Depois de movimentar US$ 40 bilhões em 2021, segundo dados do grupo Messari, especializado em criptomoedas, os NFTs agora podem revolucionar mais um segmento: a indústria fonográfica. Especificamente, o pagamento de royalties – valor repassado ao artista ou compositor quando sua canção é executada comercialmente.
Como as transações com NFT são registradas em um banco de dados descentralizado do tipo blockchain, ele pode servir como um livro de registros contábil e virtual. Isso facilitaria o controle de quantas vezes uma música foi tocada e, portanto, quanto deve ser pago em royalties sobre ela.

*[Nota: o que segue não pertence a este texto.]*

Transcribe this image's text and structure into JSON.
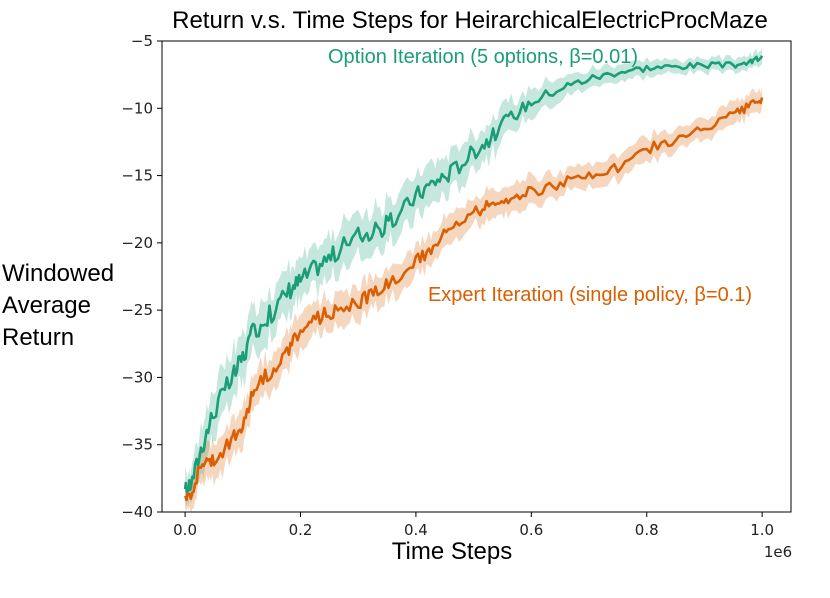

Ao menos, essa é a aposta de Carlos Gayotto, que criou a empresa TuneTraders com a árdua missão de “desembolar” esse sistema de pagamentos, notoriamente complexo e polêmico no Brasil.
“O NFT nada mais é do que um tipo de contrato”, afirma Gayotto. “Com o blockchain, cada transação fica salva no sistema, e o artista teria maior facilidade para rastrear o que ocorre com os royalties da sua criação.”
R$ 58 mil para Zeca Baleiro
“O nosso papel passou a ser criar lastro nos royalties para os NFTs”, afirma o empresário.
O outro eixo central do seu modelo de negócio é estimular o público a investir no mercado fonográfico. Qualquer pessoa pode ser dona de um pedacinho de uma música, convertida em token não fungível.
É uma negociação que pode ser benéfica para o investidor (que recebe parte dos dividendos dos royalties) e para o artista (que fatura com a “venda” desses trechos).
A música “O Tempo Não Espera”, de Zeca Baleiro, por exemplo, foi vendida em NFTs de R$ 100 no ano passado. Também era possível comprar mais de um trecho. No final, a iniciativa levantou mais de R$ 58 mil para o compositor.
“Bolsa de valores de royalties”
A chegada dos NFTs vem alterar ainda mais o panorama da indústria fonográfica, que já viu sua dinâmica mudar radicalmente com a ascensão das plataformas de streaming, como Spotify e Deezer.
Antigamente, a gravadora tinha um papel central na popularização do artista – e no fluxo de seus royalties. Se ela gostasse de alguma música dele, pagava um adiantamento. Em troca, ficava com parte dos royalties que a canção poderia gerar, a partir da venda de disco de vinil, fitas cassete, CDs e DVDs.
Com o streaming, isso mudou. Ficou mais fácil para artistas se manterem donos do próprio catálogo e acessar diretamente seu público. Porém, o pagamento dessas plataformas aos músicos ainda é motivo de muita polêmica. Muitos profissionais consideram os critérios da remuneração injustos e pouco claros.
Para Daniel Campello, chefe-executivo da ORB Music, empresa de gestão do direito autoral, o mercado de royalties é muito fechado. “As gravadoras e editoras compõem mais ou menos 70% do mercado. Está tudo nas mãos das mesmas empresas”, avalia.
Segundo ele, as grandes gravadoras têm suas próprias editoras para cuidar dos direitos autorais. Assim, elas ficam com porcentagens tanto do que se paga aos artistas quanto do que é destinado aos compositores.
Para Gayotto, o uso do NFT é um caminho para equilibrar a balança. Por isso, acredita que, em pouco tempo, os catálogos que hoje funcionam em streaming serão colocados no blockchain, de forma a registrar toda e qualquer execução de uma música.
Quando isso acontecer, sua empresa será como uma espécie de “bolsa de valores de royalties”, avalia.
Vai desafinar?
Campello duvida que o formato funcione no Brasil, especialmente pela falta de estrutura e organização para se compreender qual é o real volume de royalties que cada canção gera para artistas e compositores.
“O cenário autoral é dificílimo, bem diferente do de outros países”, diz. “Para um autor lançar uma música em NFTs, em vez de trocá-la por um adiantamento, seria necessário uma garantia de que esses royalties de fato chegariam até ele. Numa carteira digital, por exemplo.”
Mesmo no exterior, ainda há problemas: o Reino Unido busca uma solução legislativa para que royalties sejam pagos aos criadores da forma mais precisa possível pelas plataformas de streaming.
Outra preocupação de Campello é com a rentabilidade dos NFTs musicais. Diferentemente de outros tokens do tipo, que podem ser comercializados apenas para atestar a posse de uma imagem ou vídeo na internet, por exemplo, a ideia ao vender royalties é que haja um retorno financeiro mais imediato.
“Não sou contra os NFTs, de forma alguma. Mas acho que a discussão precisa se aprofundar muito mais na cadeia de royalties. Quem está comprando catálogos vislumbra receber esse dinheiro. Vislumbra potencializar essas receitas”, conclui.